The data within the data
Internal barriers and data access controls protect you from mixing data in inappropriate ways. By comparison, enforcing privacy controls protects the people whom this data represents. Privacy is hardly a new issue, though it has become more visible in recent years as companies mine our increasingly digital activities.
Regulatory matters will determine how you can use data that is related to individual people. California’s CCPA and Europe’s GDPR are top of mind for a lot of companies these days, because they are fairly new. HIPAA and PCI DSS are also relevant regulations for companies that handle medical and payment card data, respectively.
Compliance covers what you must do, to remain within the law. There’s still plenty of scope around what you should do. At a high level, consider the ramifications of how this data – whether in raw form, or distilled into a data product – could be misused. (I briefly explored the idea of checking your data supply chain in a post on data ethics.) A lot of potential misuse is rooted in identifying individuals, so a key element of data privacy involves using or sharing data in ways that are less identifiable or reversible to an individual.
One way to open those discussions is to ask about need: “Do we need to provide this data with identifiable information? Can we instead provide aggregations of data, to hide the individual(ly identifiable) records?” You can further obscure someone’s identity by adopting data diversity standards. For example, you can decide that any splittable subset of a data aggregate will be based on some minimum number of customers, not to exceed some maximum percentage of the overall dataset.

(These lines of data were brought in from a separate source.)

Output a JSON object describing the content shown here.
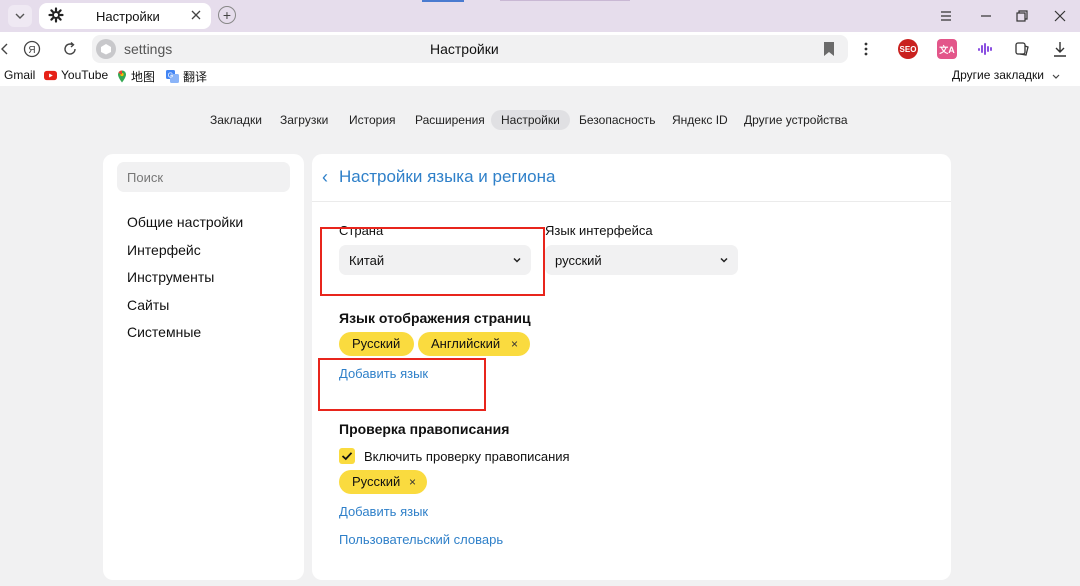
{
  "browser": {
    "tab": {
      "title": "Настройки"
    },
    "new_tab_glyph": "+",
    "address": {
      "url_text": "settings",
      "page_title": "Настройки"
    },
    "extensions": [
      "SEO",
      "文A",
      "audio",
      "ocr"
    ],
    "bookmarks": [
      {
        "label": "Gmail",
        "icon": "gmail-icon"
      },
      {
        "label": "YouTube",
        "icon": "youtube-icon"
      },
      {
        "label": "地图",
        "icon": "maps-pin-icon"
      },
      {
        "label": "翻译",
        "icon": "translate-icon"
      }
    ],
    "other_bookmarks": "Другие закладки"
  },
  "nav": {
    "items": [
      {
        "label": "Закладки"
      },
      {
        "label": "Загрузки"
      },
      {
        "label": "История"
      },
      {
        "label": "Расширения"
      },
      {
        "label": "Настройки",
        "active": true
      },
      {
        "label": "Безопасность"
      },
      {
        "label": "Яндекс ID"
      },
      {
        "label": "Другие устройства"
      }
    ]
  },
  "sidebar": {
    "search_placeholder": "Поиск",
    "items": [
      {
        "label": "Общие настройки"
      },
      {
        "label": "Интерфейс"
      },
      {
        "label": "Инструменты"
      },
      {
        "label": "Сайты"
      },
      {
        "label": "Системные"
      }
    ]
  },
  "main": {
    "back_glyph": "‹",
    "title": "Настройки языка и региона",
    "country": {
      "label": "Страна",
      "value": "Китай"
    },
    "ui_language": {
      "label": "Язык интерфейса",
      "value": "русский"
    },
    "page_languages": {
      "title": "Язык отображения страниц",
      "chips": [
        {
          "label": "Русский",
          "removable": false
        },
        {
          "label": "Английский",
          "removable": true
        }
      ],
      "add_link": "Добавить язык"
    },
    "spellcheck": {
      "title": "Проверка правописания",
      "enable_label": "Включить проверку правописания",
      "enabled": true,
      "chips": [
        {
          "label": "Русский",
          "removable": true
        }
      ],
      "add_link": "Добавить язык",
      "dictionary_link": "Пользовательский словарь"
    }
  },
  "colors": {
    "accent_yellow": "#fadb3f",
    "link_blue": "#2f80c9",
    "annotation_red": "#e8251c",
    "tabstrip": "#e6ddec"
  },
  "remove_glyph": "×"
}
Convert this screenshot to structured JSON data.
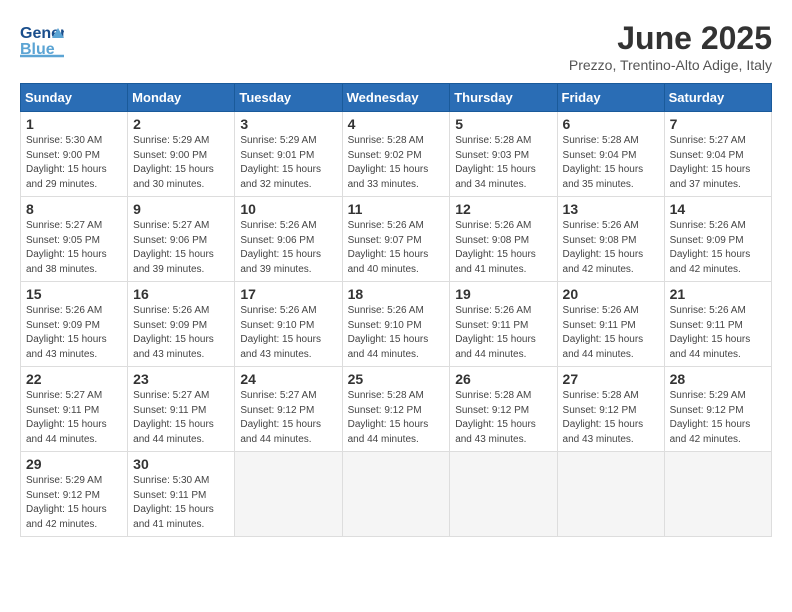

Beware data walking out the door
In our example from earlier, the M&A team doesn’t talk to other groups inside the bank. They also don’t share anything with people outside of the bank, which is another step to keep sensitive information under wraps.
You may think you’ve already covered this, since your employees all sign a confidentiality agreement. But how often do you encourage those same employees to hand data to third parties? If you’re using SaaS tools to manage your payroll, customer service requests, or data labeling, these are all avenues for your data to leave your company’s four walls. If you haven’t checked the privacy policies of these companies, you also don’t know where the data will go from there.
Putting walls around and inside your data lake
Sharing data inside your company can lead to new and valuable insights. It can also open you up to larger problems. You’d do well to establish controls that determine who can see a given dataset (or even fields of a dataset), and define rules under which your data scientists may combine them.
Many thanks to Joshua Ulrich and other colleagues for reviewing this post and providing feedback. Any errors that remain are mine.